Mobile users received a shot of speed this month with the release of Intel’s Pentium 4 1.6GHz and 1.7GHz mobile processors. But the question that looms is, who within the enterprise community is prepared to dish out money for the upgrade?
While the emphasis is clearly on the speed of the new processors, Intel Corp. is also banking on improvements made to help extend laptop battery life and connectivity as main selling points. The P4 will be shipping with both Windows 2000 and Windows XP, a justification in itself for the increased speeds.
With mobility being driven in corporate Canada by salespeople, consultants and executives, it is they who will constitute the likely early adopters for the mobile Pentium III to the P4, plus those who are currently using multiple handheld devices, said Intel.
“Bluetooth is really eliminating cables so that devices like your PDA and cell phone all can connect and communicate with the laptop without the addition of any other special cradle or cable. In addition, we have the 802.11x standards in products that are being deployed,” said Doug Cooper, Canada country manager for Intel in Toronto.
And with Moore’s Law holding steady, Cooper said he encourages companies to always buy the most performance that the organization can afford. He cited two reasons: because the industry continues to create software that will require more speed, and because companies need to remain up to the challenge posed by emerging technologies.
He added that Canada ranks second only to Japan in the mobile processor market.
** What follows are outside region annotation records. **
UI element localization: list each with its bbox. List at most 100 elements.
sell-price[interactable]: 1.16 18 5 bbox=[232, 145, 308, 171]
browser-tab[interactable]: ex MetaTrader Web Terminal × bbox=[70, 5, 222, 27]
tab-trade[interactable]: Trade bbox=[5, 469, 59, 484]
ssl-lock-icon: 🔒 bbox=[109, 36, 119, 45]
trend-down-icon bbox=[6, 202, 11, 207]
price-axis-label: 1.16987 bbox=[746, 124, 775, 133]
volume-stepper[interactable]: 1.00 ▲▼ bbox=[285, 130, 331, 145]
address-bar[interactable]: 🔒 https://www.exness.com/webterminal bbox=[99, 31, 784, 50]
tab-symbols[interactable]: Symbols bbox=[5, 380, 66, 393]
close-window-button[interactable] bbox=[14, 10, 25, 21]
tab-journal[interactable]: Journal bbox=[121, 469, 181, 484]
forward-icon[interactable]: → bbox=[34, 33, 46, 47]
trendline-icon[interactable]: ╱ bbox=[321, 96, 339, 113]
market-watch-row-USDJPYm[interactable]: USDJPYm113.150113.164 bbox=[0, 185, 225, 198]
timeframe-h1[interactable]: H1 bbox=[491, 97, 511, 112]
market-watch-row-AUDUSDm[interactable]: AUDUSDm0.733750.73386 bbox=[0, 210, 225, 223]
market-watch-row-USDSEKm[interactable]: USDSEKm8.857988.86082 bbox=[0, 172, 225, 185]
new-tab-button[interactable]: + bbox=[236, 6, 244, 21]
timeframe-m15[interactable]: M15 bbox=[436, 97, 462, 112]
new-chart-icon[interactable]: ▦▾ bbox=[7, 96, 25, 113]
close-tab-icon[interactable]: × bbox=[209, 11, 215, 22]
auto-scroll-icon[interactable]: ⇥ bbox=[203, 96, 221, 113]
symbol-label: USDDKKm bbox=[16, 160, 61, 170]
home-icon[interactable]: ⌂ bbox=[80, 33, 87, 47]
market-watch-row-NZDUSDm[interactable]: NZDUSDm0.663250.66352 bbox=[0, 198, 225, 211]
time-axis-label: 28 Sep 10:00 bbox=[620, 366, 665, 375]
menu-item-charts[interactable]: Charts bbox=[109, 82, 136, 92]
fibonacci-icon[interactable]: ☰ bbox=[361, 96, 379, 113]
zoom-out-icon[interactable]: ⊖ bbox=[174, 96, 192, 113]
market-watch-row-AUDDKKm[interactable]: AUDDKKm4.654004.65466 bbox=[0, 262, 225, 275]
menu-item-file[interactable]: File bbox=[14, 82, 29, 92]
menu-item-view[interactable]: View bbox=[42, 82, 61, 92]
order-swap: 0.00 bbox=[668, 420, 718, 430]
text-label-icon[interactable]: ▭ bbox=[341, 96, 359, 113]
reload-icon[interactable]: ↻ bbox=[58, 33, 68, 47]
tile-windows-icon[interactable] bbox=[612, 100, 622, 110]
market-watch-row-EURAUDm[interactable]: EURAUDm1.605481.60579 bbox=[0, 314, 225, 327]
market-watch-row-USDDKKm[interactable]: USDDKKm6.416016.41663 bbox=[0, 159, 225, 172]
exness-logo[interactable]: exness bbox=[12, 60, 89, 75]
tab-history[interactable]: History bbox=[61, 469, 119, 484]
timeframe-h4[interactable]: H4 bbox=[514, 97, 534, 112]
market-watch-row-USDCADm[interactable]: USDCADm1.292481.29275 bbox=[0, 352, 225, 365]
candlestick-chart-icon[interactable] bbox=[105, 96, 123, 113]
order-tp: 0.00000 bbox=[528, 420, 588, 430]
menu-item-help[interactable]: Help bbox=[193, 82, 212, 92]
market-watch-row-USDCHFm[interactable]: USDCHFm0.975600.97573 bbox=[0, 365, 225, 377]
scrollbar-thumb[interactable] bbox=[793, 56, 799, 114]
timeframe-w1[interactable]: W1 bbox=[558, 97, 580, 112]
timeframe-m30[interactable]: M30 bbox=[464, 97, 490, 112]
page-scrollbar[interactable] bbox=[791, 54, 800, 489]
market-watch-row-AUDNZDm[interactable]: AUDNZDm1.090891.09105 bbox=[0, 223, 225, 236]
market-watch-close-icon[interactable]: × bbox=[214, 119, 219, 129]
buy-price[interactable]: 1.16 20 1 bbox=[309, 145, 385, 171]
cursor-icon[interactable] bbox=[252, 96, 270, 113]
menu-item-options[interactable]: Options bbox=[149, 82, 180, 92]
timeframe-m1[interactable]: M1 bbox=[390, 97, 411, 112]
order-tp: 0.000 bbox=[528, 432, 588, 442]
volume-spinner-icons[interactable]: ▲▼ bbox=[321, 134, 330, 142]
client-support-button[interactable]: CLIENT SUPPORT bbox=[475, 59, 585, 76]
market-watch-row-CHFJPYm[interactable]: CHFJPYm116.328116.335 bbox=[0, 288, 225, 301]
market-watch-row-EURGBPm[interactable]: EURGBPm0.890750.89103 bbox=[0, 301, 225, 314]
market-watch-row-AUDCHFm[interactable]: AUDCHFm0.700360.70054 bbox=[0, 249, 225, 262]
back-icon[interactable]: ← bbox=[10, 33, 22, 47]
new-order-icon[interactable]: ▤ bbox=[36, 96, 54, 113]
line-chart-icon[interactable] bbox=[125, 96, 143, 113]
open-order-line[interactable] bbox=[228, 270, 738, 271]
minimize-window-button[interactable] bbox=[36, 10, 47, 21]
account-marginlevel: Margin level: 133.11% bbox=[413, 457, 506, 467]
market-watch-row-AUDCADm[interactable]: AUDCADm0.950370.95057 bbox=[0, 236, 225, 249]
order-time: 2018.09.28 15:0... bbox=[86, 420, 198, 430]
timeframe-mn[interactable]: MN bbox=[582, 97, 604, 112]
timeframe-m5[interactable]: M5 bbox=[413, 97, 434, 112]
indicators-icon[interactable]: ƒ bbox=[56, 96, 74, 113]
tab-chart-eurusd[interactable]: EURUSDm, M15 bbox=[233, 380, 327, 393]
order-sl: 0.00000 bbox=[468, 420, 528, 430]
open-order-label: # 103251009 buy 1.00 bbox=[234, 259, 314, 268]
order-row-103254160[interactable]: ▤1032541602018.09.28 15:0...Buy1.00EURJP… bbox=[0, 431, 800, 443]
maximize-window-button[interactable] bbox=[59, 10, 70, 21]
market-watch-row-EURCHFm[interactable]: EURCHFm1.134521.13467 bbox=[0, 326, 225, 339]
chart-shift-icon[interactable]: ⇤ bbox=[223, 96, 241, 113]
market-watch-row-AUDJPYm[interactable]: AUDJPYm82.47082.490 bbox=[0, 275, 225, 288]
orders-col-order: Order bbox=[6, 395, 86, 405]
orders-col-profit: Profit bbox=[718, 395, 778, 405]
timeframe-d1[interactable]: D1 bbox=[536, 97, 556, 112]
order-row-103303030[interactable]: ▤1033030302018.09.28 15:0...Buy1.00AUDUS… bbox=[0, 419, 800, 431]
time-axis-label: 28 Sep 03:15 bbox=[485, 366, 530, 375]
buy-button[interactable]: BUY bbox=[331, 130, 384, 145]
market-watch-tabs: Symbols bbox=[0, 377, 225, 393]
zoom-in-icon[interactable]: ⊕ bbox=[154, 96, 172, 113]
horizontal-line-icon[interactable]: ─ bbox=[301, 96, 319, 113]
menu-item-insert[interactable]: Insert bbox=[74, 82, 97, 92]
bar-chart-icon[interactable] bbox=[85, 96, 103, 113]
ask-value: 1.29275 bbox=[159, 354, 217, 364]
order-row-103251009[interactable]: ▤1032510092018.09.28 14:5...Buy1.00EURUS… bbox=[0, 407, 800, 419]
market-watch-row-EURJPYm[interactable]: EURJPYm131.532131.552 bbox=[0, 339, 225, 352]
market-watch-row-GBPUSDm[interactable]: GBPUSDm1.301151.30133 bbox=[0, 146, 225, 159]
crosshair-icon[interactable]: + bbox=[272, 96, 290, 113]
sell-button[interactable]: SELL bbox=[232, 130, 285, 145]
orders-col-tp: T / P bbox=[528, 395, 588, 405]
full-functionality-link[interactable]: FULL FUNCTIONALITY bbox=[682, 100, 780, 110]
With significant strides made in power and functionality in order to run more applications, the processors will be competitive in the overall process market, but price may be a problem, one industry analyst said.
“My question is about (its) cost – about US$400 to $500. It gets fairly expensive and it drives up the cost of the mobile device,” said Jeremy Depow, senior analyst for The Yankee Group in Canada in Ottawa.
He added that the increased speeds don’t justify the price of the processors, and that for organizations that are looking to deploy more than one wireless device, it may not be cost-effective, given the price tag of the upgrade for the chip alone.
“If you have some (Microsoft) Word functionality and some spreadsheets, how much speed does that really need? The real need is for high bit rates so you can send information back and forth with your colleagues,” he said.